Il suo nuovo film (nelle sale il 15 settembre) torna a parlare di maturità, di identità ancora acerbe e di pregiudizi, seguendo il viaggio di due compagni di scuola, Marco e Maria, che si ritrovano quasi per caso - e loro malgrado - insieme, ospiti di una giovane coppia gay a San Francisco. Peccato che Maria sia bigotta e conservatrice: la convivenza e un cane “galeotto” metteranno in discussione il suo punto di vista durante un’estate che tutti si porteranno addosso per sempre. «È un film che volevo fare almeno da dieci anni» confessa Muccino «non è un ritorno al passato, è piuttosto un opera che traghetta gli adolescenti di “Come te nessuno mai” verso i trentenni di “L’ultimo bacio”, attraverso quella stagione dell’anima che è l’estate».

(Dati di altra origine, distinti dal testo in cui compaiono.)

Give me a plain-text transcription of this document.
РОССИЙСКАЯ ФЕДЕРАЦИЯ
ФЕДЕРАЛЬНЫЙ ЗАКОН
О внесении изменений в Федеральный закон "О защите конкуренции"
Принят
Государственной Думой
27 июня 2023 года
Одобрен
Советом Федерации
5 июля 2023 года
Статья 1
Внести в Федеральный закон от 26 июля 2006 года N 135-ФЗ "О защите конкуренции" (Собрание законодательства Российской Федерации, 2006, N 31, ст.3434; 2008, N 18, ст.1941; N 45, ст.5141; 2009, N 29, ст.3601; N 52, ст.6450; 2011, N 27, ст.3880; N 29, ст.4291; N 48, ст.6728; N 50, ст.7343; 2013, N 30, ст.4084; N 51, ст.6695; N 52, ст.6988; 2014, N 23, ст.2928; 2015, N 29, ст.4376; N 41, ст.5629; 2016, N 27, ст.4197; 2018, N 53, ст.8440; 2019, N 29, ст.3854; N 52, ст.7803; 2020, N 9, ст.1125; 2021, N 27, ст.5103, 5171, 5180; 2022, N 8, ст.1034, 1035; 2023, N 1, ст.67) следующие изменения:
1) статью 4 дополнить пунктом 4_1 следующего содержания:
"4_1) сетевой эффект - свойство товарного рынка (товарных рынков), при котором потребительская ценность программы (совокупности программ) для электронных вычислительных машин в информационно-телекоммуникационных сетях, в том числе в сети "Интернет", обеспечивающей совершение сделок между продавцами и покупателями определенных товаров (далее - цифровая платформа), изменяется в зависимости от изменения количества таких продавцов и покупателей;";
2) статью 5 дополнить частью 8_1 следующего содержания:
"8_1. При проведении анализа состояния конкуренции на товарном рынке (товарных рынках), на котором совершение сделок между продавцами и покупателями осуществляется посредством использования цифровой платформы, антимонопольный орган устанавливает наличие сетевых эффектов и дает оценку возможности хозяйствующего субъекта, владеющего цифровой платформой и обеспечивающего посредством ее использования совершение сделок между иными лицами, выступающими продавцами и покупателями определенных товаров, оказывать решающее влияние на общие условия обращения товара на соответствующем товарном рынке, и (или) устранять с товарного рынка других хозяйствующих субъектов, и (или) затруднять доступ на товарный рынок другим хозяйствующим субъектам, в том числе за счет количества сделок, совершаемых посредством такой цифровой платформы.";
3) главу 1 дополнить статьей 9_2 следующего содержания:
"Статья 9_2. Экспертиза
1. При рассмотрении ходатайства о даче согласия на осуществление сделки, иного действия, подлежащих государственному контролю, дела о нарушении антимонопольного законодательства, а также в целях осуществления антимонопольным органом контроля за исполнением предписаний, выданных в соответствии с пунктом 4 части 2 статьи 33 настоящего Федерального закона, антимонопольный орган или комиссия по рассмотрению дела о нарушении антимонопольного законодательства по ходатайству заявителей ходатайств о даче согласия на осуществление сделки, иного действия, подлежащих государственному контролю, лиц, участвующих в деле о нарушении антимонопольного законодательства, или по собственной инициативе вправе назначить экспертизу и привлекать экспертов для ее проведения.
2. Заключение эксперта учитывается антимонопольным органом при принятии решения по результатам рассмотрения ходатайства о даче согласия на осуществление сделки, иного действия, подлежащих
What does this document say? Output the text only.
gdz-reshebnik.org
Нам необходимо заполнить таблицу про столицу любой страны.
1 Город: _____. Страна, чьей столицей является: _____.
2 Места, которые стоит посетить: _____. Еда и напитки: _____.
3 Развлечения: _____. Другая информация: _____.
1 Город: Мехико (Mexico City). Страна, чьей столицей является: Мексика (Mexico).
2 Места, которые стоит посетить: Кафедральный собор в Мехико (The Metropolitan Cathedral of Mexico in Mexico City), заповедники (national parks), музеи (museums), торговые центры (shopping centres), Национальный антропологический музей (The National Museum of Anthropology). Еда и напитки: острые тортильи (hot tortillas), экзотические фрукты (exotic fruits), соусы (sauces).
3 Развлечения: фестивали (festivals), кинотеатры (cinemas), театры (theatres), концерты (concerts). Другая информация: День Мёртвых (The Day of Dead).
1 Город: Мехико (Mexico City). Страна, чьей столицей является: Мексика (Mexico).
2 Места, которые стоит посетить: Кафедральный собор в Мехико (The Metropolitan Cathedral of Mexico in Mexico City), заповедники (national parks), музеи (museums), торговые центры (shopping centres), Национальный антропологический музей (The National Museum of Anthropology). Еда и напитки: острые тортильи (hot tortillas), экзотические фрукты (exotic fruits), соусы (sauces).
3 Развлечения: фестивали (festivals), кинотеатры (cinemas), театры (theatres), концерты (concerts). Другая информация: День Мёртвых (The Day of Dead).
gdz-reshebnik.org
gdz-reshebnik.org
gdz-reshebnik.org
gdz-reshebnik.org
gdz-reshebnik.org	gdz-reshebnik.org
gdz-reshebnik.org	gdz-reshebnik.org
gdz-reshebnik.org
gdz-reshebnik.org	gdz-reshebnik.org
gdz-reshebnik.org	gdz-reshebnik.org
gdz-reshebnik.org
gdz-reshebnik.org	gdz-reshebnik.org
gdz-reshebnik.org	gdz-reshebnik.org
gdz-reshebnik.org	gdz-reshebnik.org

Nonostante la sincerità di fondo che affonda le sue radici nel terreno autobiografico, “L’estate addosso” sembra un’opera fuori tempo massimo, non molto credibile a cominciare dall’omofobia della protagonista (davvero una ragazza borghese che studia nelle migliori scuole internazionali di Roma può ancora scandalizzarsi per una coppia gay nella città più progressista d’America?) per approdare a una scontatissima trasformazione di Maria da “suora” a fulcro erotico dell’improvvisato quartetto di amici. Per giunta in uno scenario cubano un po’ improbabile. Eppure Muccino non sembra spaventato dai giudizi della critica che, pure, in passato non ha mancato di attaccare, anche violentemente: «Evito di leggerla, ma riconosco che una brutta recensione, se scritta bene, può essere molto costruttiva». Nel frattempo il film è diventato anche una canzone scritta appositamente da Jovanotti che ha curato la colonna sonora del film. «Con Lorenzo siamo amici da anni e quando gli ho parlato del mio progetto, ha composto il brano che poi ha deciso di pubblicare prima che il mio lavoro fosse pronto con l’intesa di utilizzarlo successivamente nei titoli di coda ultimato il film». Jovanotti però a Venezia non è potuto venire perché aveva già preso accordi con la Festa del cinema di Roma.
In serata, venti minuti di ritardo per la proiezioni, causa problemi tecnici. Dopo le poltrone dondolanti, prontamente fissate, la Sala Giardino ha testato anche il brivido del blocco visione.